Starbuck found himself chuckling at the way Nik delivered the line with a quirky grin. Unfortunately, the laughter turned into a cough as he hacked up a lung past his raw throat. Cassie was there placing a mask back over his face, but he didn't fight it as a cool mist soothed the cough and coated his throat. Nik didn't move away, keeping his hand on him even when Cassie said softly, "He may be contagious." He just shrugged. Starbuck wanted to reach up to pat that hand, tried to move his arm before he remembered he couldn't. He sighed deeply as he mumbled to himself, "Give it time."
He and Nik sat in silence, but it wasn't uncomfortable, just quiet. He thought about shutting his eyes and taking a nap. It did make him feel better knowing that Rene's friend would watch out for him. He didn't need to tell Nik to wake him when Rene came back, he knew he would.
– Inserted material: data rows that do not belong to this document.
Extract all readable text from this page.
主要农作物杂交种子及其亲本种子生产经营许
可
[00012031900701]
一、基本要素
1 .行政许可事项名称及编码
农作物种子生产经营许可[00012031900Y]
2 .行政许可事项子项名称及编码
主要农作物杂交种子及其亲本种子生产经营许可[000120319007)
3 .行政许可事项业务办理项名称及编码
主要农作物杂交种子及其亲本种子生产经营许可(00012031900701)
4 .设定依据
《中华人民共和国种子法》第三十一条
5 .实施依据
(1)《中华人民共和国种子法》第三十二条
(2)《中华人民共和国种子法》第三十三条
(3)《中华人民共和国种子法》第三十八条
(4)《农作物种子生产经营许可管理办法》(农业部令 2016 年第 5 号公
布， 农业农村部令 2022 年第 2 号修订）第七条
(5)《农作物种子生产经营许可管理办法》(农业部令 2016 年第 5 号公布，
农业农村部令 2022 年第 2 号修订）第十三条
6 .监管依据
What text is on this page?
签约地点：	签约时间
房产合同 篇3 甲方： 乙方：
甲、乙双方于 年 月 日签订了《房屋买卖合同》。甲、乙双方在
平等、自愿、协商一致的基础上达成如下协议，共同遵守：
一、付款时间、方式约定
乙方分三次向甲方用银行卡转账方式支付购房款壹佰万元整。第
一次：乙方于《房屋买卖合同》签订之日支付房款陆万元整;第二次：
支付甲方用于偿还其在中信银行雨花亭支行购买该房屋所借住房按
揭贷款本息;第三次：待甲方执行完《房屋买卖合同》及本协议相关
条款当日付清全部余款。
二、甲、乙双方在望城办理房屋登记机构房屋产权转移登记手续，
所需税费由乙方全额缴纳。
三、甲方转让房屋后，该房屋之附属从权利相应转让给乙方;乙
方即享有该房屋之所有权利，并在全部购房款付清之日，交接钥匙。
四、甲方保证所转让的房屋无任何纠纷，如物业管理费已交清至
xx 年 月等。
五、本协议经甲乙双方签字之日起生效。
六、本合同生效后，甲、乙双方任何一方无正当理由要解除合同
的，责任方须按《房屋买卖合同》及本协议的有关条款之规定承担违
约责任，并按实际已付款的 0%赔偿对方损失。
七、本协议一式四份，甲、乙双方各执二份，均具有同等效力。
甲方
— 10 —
The thought of Rene had him wondering, if Nik was so much more different now than he had been before, what about Rene?
"Hey, what was Rene like before…before the destruction I mean?" He wasn't sure if Nik heard him as it took a moment or two before he answered, drawing in a deep breath, letting it out before he spoke.
"She was a lot like she is with you, that's why we like you so much. She'd laugh and sing and tell really good sarcastic jokes. She'd bust your balls and keep score. I don't miss that, but she was always up for an adventure. She'd make us do things just because we'd never done them before. She could toy with people, you know, but as a joke, for fun. Now, it's for revenge and that's not because of the Cylons."
Starbuck didn't want to know about the Zakar or Dante, not while he wasn't able to punch something. He turned the conversation to another topic. "And Jake?"
About the time Nik got to either Jonas or Alex, Starbuck was drifting off to the man's soft voice. The last words he thought he heard were a quiet, "I'll be here."